Search code examples
selenium-webdriverselenium-chromedriver

How to get link from a tag if href or src attribute doesn't contain link


I'm currently scraping this link using Selenium. I want it to go to the "Meeting Rooms" section and click on "View details," then scrape the information from the page that opens. I've written this code, but the problem is that the "View details" link is defined as "#" and it just refers back to the main page!
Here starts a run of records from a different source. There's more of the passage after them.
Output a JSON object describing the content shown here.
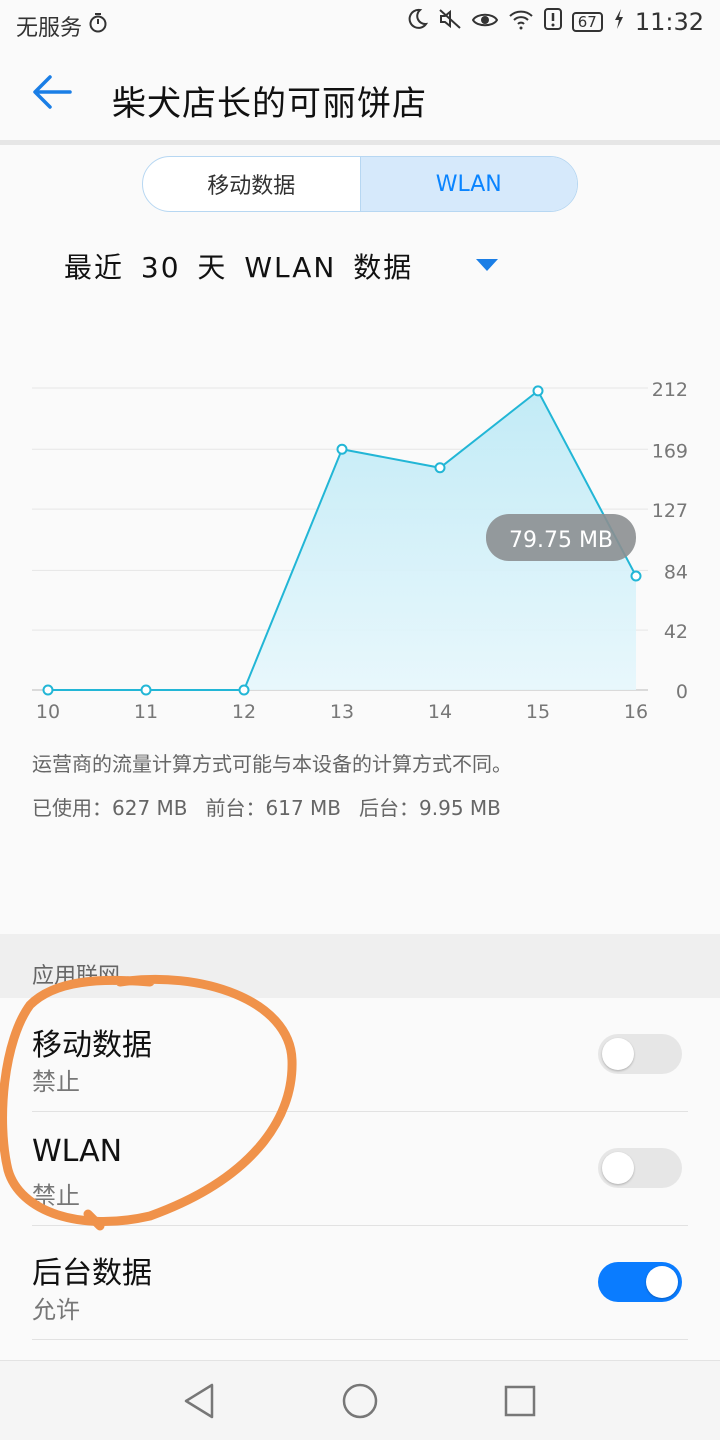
{
  "status_bar": {
    "left_text": "无服务",
    "left_icon": "stopwatch-icon",
    "right_icons": [
      "moon-icon",
      "mute-icon",
      "eye-icon",
      "wifi-icon",
      "alert-icon"
    ],
    "battery": "67",
    "charging_icon": "bolt-icon",
    "time": "11:32"
  },
  "header": {
    "back_icon": "arrow-left-icon",
    "title": "柴犬店长的可丽饼店"
  },
  "segment": {
    "tabs": [
      {
        "label": "移动数据",
        "active": false
      },
      {
        "label": "WLAN",
        "active": true
      }
    ]
  },
  "range_selector": {
    "label": "最近 30 天 WLAN 数据",
    "icon": "dropdown-triangle-icon"
  },
  "chart_data": {
    "type": "area",
    "x": [
      "10",
      "11",
      "12",
      "13",
      "14",
      "15",
      "16"
    ],
    "values": [
      0,
      0,
      0,
      169,
      156,
      210,
      80
    ],
    "y_ticks": [
      "212",
      "169",
      "127",
      "84",
      "42",
      "0"
    ],
    "ylim": [
      0,
      212
    ],
    "tooltip": "79.75 MB",
    "line_color": "#22b6d6",
    "fill_color": "#bfeaf6"
  },
  "note": "运营商的流量计算方式可能与本设备的计算方式不同。",
  "usage": {
    "used": "已使用：627 MB",
    "foreground": "前台：617 MB",
    "background": "后台：9.95 MB"
  },
  "section": {
    "title": "应用联网"
  },
  "rows": [
    {
      "title": "移动数据",
      "subtitle": "禁止",
      "enabled": false
    },
    {
      "title": "WLAN",
      "subtitle": "禁止",
      "enabled": false
    },
    {
      "title": "后台数据",
      "subtitle": "允许",
      "enabled": true
    }
  ],
  "annotation_color": "#f0924a",
  "nav": {
    "back": "triangle-back-icon",
    "home": "circle-home-icon",
    "recents": "square-recents-icon"
  }
}
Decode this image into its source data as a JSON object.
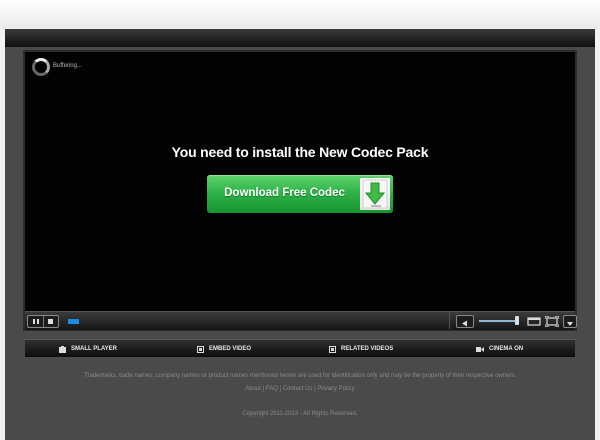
{
  "player": {
    "status_text": "Buffering...",
    "headline": "You need to install the New Codec Pack",
    "download_button_label": "Download Free Codec",
    "playback_progress": 0.03,
    "volume_level": 0.95
  },
  "nav": {
    "items": [
      {
        "label": "SMALL PLAYER",
        "icon": "small-player-icon"
      },
      {
        "label": "EMBED VIDEO",
        "icon": "embed-icon"
      },
      {
        "label": "RELATED VIDEOS",
        "icon": "related-icon"
      },
      {
        "label": "CINEMA ON",
        "icon": "cinema-icon"
      }
    ]
  },
  "footer": {
    "disclaimer": "Trademarks, trade names, company names or product names mentioned herein are used for identification only and may be the property of their respective owners.",
    "links": [
      "About",
      "FAQ",
      "Contact Us",
      "Privacy Policy"
    ],
    "separator": " | ",
    "copyright": "Copyright 2011-2013 - All Rights Reserved."
  },
  "colors": {
    "accent_blue": "#1a8be0",
    "button_green": "#2fb34a"
  }
}
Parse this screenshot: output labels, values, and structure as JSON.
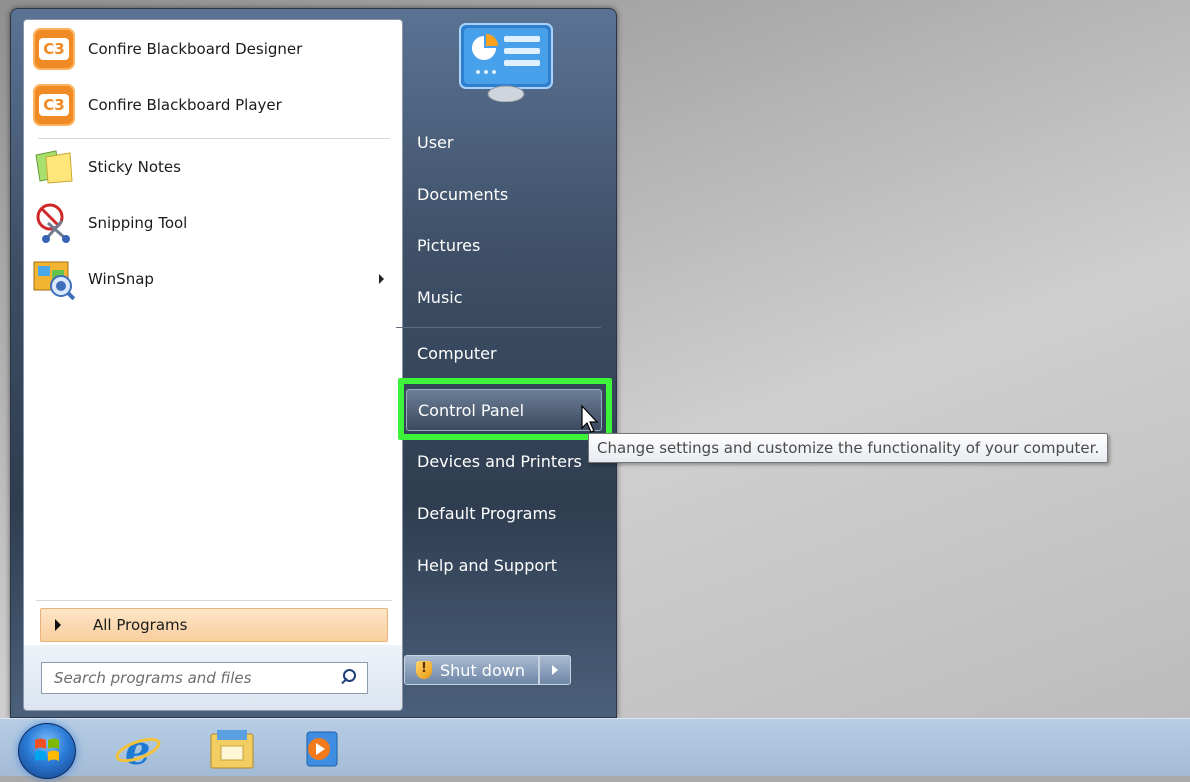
{
  "start_menu": {
    "programs": [
      {
        "label": "Confire Blackboard Designer",
        "icon": "confire-icon"
      },
      {
        "label": "Confire Blackboard Player",
        "icon": "confire-icon"
      },
      {
        "label": "Sticky Notes",
        "icon": "sticky-notes-icon"
      },
      {
        "label": "Snipping Tool",
        "icon": "snipping-tool-icon"
      },
      {
        "label": "WinSnap",
        "icon": "winsnap-icon",
        "has_submenu": true
      }
    ],
    "all_programs_label": "All Programs",
    "search_placeholder": "Search programs and files",
    "right_items": [
      {
        "label": "User"
      },
      {
        "label": "Documents"
      },
      {
        "label": "Pictures"
      },
      {
        "label": "Music"
      },
      {
        "label": "Computer"
      },
      {
        "label": "Control Panel",
        "hovered": true
      },
      {
        "label": "Devices and Printers"
      },
      {
        "label": "Default Programs"
      },
      {
        "label": "Help and Support"
      }
    ],
    "shutdown_label": "Shut down",
    "tooltip": "Change settings and customize the functionality of your computer."
  },
  "highlight_color": "#3df43a",
  "taskbar": {
    "items": [
      "start-orb",
      "internet-explorer-icon",
      "file-explorer-icon",
      "media-player-icon"
    ]
  }
}
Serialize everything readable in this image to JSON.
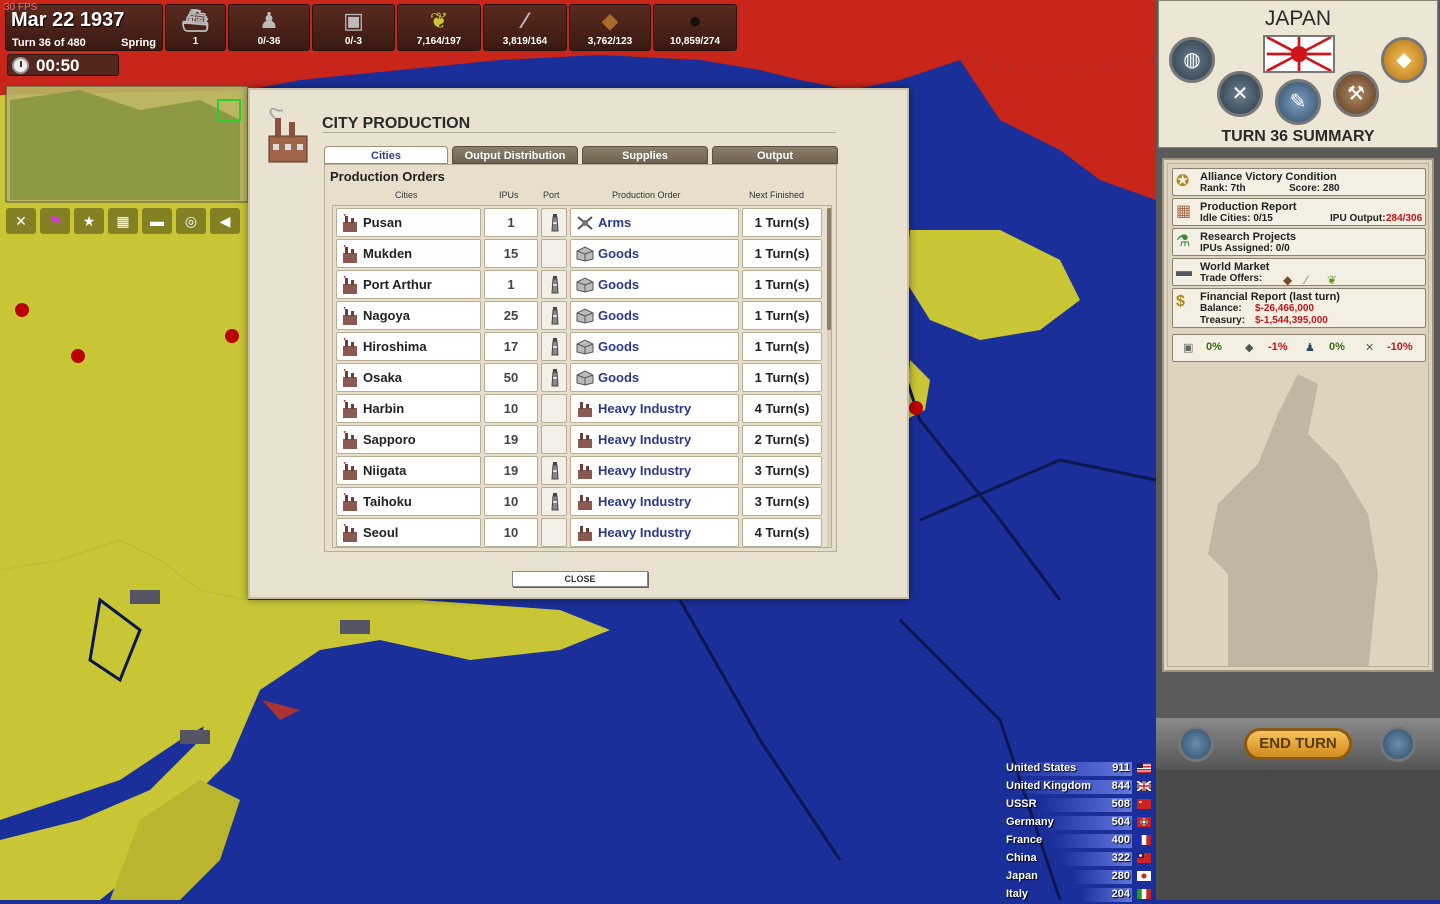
{
  "hud": {
    "fps": "30 FPS",
    "date": "Mar 22 1937",
    "turn": "Turn 36 of 480",
    "season": "Spring",
    "timer": "00:50",
    "resources": [
      {
        "icon": "warship-icon",
        "value": "1"
      },
      {
        "icon": "soldier-icon",
        "value": "0/-36"
      },
      {
        "icon": "goods-crate-icon",
        "value": "0/-3"
      },
      {
        "icon": "wheat-icon",
        "value": "7,164/197"
      },
      {
        "icon": "steel-bar-icon",
        "value": "3,819/164"
      },
      {
        "icon": "ore-icon",
        "value": "3,762/123"
      },
      {
        "icon": "oil-drop-icon",
        "value": "10,859/274"
      }
    ]
  },
  "dialog": {
    "title": "CITY PRODUCTION",
    "tabs": [
      "Cities",
      "Output Distribution",
      "Supplies",
      "Output"
    ],
    "section_title": "Production Orders",
    "columns": [
      "Cities",
      "IPUs",
      "Port",
      "Production Order",
      "Next Finished"
    ],
    "close_label": "CLOSE",
    "rows": [
      {
        "city": "Pusan",
        "ipu": "1",
        "port": true,
        "order": "Arms",
        "order_icon": "arms",
        "next": "1 Turn(s)"
      },
      {
        "city": "Mukden",
        "ipu": "15",
        "port": false,
        "order": "Goods",
        "order_icon": "goods",
        "next": "1 Turn(s)"
      },
      {
        "city": "Port Arthur",
        "ipu": "1",
        "port": true,
        "order": "Goods",
        "order_icon": "goods",
        "next": "1 Turn(s)"
      },
      {
        "city": "Nagoya",
        "ipu": "25",
        "port": true,
        "order": "Goods",
        "order_icon": "goods",
        "next": "1 Turn(s)"
      },
      {
        "city": "Hiroshima",
        "ipu": "17",
        "port": true,
        "order": "Goods",
        "order_icon": "goods",
        "next": "1 Turn(s)"
      },
      {
        "city": "Osaka",
        "ipu": "50",
        "port": true,
        "order": "Goods",
        "order_icon": "goods",
        "next": "1 Turn(s)"
      },
      {
        "city": "Harbin",
        "ipu": "10",
        "port": false,
        "order": "Heavy Industry",
        "order_icon": "industry",
        "next": "4 Turn(s)"
      },
      {
        "city": "Sapporo",
        "ipu": "19",
        "port": false,
        "order": "Heavy Industry",
        "order_icon": "industry",
        "next": "2 Turn(s)"
      },
      {
        "city": "Niigata",
        "ipu": "19",
        "port": true,
        "order": "Heavy Industry",
        "order_icon": "industry",
        "next": "3 Turn(s)"
      },
      {
        "city": "Taihoku",
        "ipu": "10",
        "port": true,
        "order": "Heavy Industry",
        "order_icon": "industry",
        "next": "3 Turn(s)"
      },
      {
        "city": "Seoul",
        "ipu": "10",
        "port": false,
        "order": "Heavy Industry",
        "order_icon": "industry",
        "next": "4 Turn(s)"
      }
    ]
  },
  "side": {
    "nation": "JAPAN",
    "summary_title": "TURN 36 SUMMARY",
    "victory": {
      "title": "Alliance Victory Condition",
      "rank": "Rank: 7th",
      "score": "Score: 280"
    },
    "production": {
      "title": "Production Report",
      "idle": "Idle Cities: 0/15",
      "ipu_label": "IPU Output:",
      "ipu_value": "284/306"
    },
    "research": {
      "title": "Research Projects",
      "assigned": "IPUs Assigned: 0/0"
    },
    "market": {
      "title": "World Market",
      "offers": "Trade Offers:"
    },
    "finance": {
      "title": "Financial Report (last turn)",
      "balance_label": "Balance:",
      "balance": "$-26,466,000",
      "treasury_label": "Treasury:",
      "treasury": "$-1,544,395,000"
    },
    "modifiers": [
      "0%",
      "-1%",
      "0%",
      "-10%"
    ],
    "end_turn": "END TURN"
  },
  "scoreboard": [
    {
      "name": "United States",
      "score": "911"
    },
    {
      "name": "United Kingdom",
      "score": "844"
    },
    {
      "name": "USSR",
      "score": "508"
    },
    {
      "name": "Germany",
      "score": "504"
    },
    {
      "name": "France",
      "score": "400"
    },
    {
      "name": "China",
      "score": "322"
    },
    {
      "name": "Japan",
      "score": "280"
    },
    {
      "name": "Italy",
      "score": "204"
    }
  ],
  "colors": {
    "sea": "#1a2f9a",
    "land": "#c9c636",
    "enemy": "#c8261a",
    "accent": "#2a3a8a"
  }
}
driver = webdriver.Chrome()
driver.get('https://www.cvent.com/venues/dubai/hotel/grand-hyatt-dubai-conference-hotel/venue-f1ea54df-124e-4ba9-a551-fb2e06175c62')
#-------------------------------------------Scroll and Show All Btn
try:
    scroll_height = driver.execute_script("return document.body.scrollHeight")
    show_all_button = WebDriverWait(driver, 10).until(EC.presence_of_element_located(
                            (By.CSS_SELECTOR, ".MeetingRoomsGrid__viewAllToggleContainer___2HJRU button")))
    ActionChains(driver).move_to_element(show_all_button).click().perform()
    time.sleep(5)
except (NoSuchElementException, StaleElementReferenceException,TimeoutException):
    pass
title=[]
view_details=driver.find_elements(By.CSS_SELECTOR,'li.MeetingRoomsGrid__venueDetailWrapper___3XYYx a')
for l in view_details:
    driver.get(l.get_attribute('href'))
    title.append(l.find_element(By.CLASS_NAME,'MeetingRoomDetailPage__meetingRoomNameText___3k-3T').text)
print(title)
#rest of the code

How can I solve this problem?


Solution

  • Your link is not rendered inside a tag, link is rendered inside one of scripts that is loaded during page render.

    Link for rooms is builder via pattern {url}/meetingRoom-{roomId}

    ids can be found via parsing script tag by pattern {"id":"([^"]+)"

    So, your steps are:

    1. Get needed script element
    2. Unescape script for easier readability
    3. Get it's innerText property
    4. Split script text via badges object (so only rooms ids would be in first part of array)
    5. Apply pattern {"id":"([^"]+)" to extract ids
    6. Construct url, using pattern {url}/meetingRoom-{match}
    import re
    import html
    # your imports
    
    url="https://www.cvent.com/venues/dubai/hotel/grand-hyatt-dubai-conference-hotel/venue-f1ea54df-124e-4ba9-a551-fb2e06175c62"
    driver.get(url)
    
    script = wait.until(EC.presence_of_element_located((By.XPATH, "//script[contains(.,'{"id"')]")))
    
    pattern = r'{"id":"([^"]+)"'
    script_text = html.unescape(script.get_property('innerText'))
    matches = re.findall(pattern, script_text.split('"badges"')[0])
    
    for match in matches:
        meeting_room = f"{url}/meetingRoom-{match}"
        print(meeting_room)